Some locations (the State Department, the United Nations, the George H.W. Bush Presidential Library) make sense as final resting places for the remnants of a historic Cold War symbol. Other sites are far stranger. One piece has made its way to East Berlin, Pa., which was incorporated in the 19th century. Another chunk stands at an El stop in Chicago, ostensibly as a tribute to that neighborhood’s German roots (although as a onetime Chicago resident who lived near that train line, I can attest that many passers-by never notice it). Then there are spots that are outright surreal. What on Earth did a Hilton in Dallas, a restaurant in Georgia or Universal Orlando Resort do to deserve their monuments?

Stephens and Velez interview people about what the fragments mean to them. A private homeowner with his own segment in the Hollywood Hills regards the graffiti-covered wall as a sort of work of art: “the greatest canvas in modern history.” In some places, the concrete wedges have acquired new metaphorical freight. An immigrant in Los Angeles likens the wall — which she points out is a migrant in its own right — to the barriers she had to cross to build a life in the United States. A man in Cincinnati, noting that the Berlin Wall memorial is across the river from the former slave state of Kentucky, says the risks East Berliners took to cross to the West have a parallel in experiences of Black Americans. Two students at the University of Virginia discuss whether that campus’s wall slice constitutes a way for the university to nod toward someone else’s history while avoiding discussion of its own.

At 67 minutes, “The American Sector” is minimalist yet breezy. Like the appropriated stone, it invites viewers to make their own interpretations.

Stream it on Apple TV and Ovid.

It’s rare for a documentary to capture a whole cycle of idealism and disillusionment, but in “Lost Course,” one of last year’s most epically scaled documentaries, Jill Li, a former video journalist making her first feature, shows a persistence in following her story that would put many more experienced filmmakers to shame. Spanning about half a decade, the movie follows the revolt that took place in Wukan, China, in 2011, when residents protested that the village’s leaders had improperly sold communal land.

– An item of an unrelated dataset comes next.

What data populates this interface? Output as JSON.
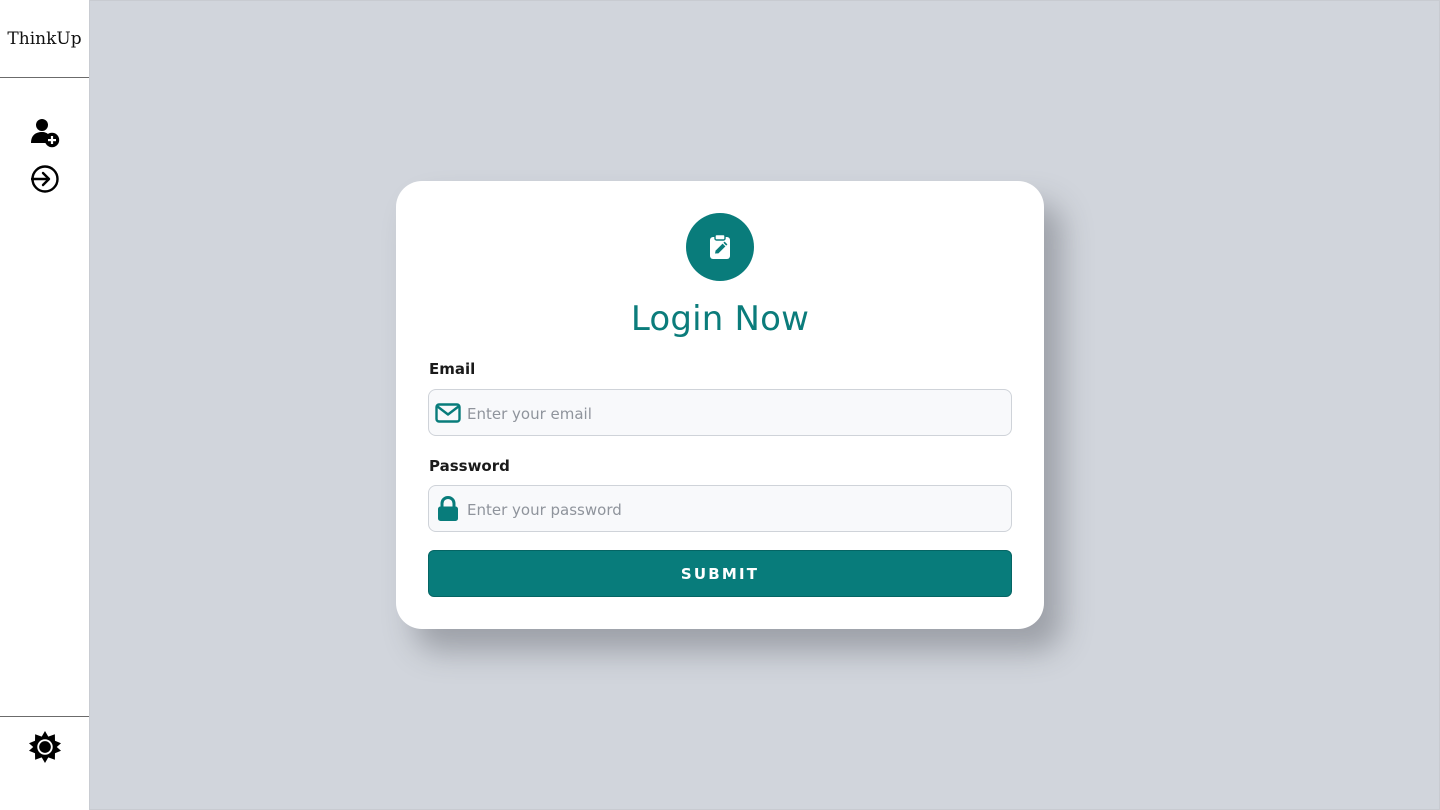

The film traces the arcs of several leaders of the anticorruption movement that sprang up in response. One is Xue Jinbo, or Bo, whose death in custody, an event that occurs early in the film, adds to the outcry. Other leaders of the movement, particularly in the film’s second half (titled “after protests”), grow increasingly pessimistic on the odds of effecting change. One leader, who was imprisoned at the same time as Bo, resigns from the reformist seat he’s earned on the village committee and starts a teahouse before ultimately fleeing to New York. The film suggests that he had spoken up after seeing “people taking money.”

But the most pointed arc involves Lin Zuluan, an elder statesman among the protesters. After being elected as the director of the village committee at the end of the first half, he seems to undergo something like a change in sides. Residents don’t think he’s done enough to get the land back; he insists it’s a complex issue. It’s the kind of apparent character shift a documentary could only capture with true stamina; there would be no way of predicting how he would behave at the start. And over three hours, the filmmaker mostly allows her subjects to speak for themselves, using title cards to provide viewers with important context for the dense vérité material she collected. Casting a skeptical eye on the possibility of democratic reforms in China, “Lost Course” makes for a bleak illustration of the adage that you can’t fight city hall — or in this case, a village committee, if the committee is part of a much larger system.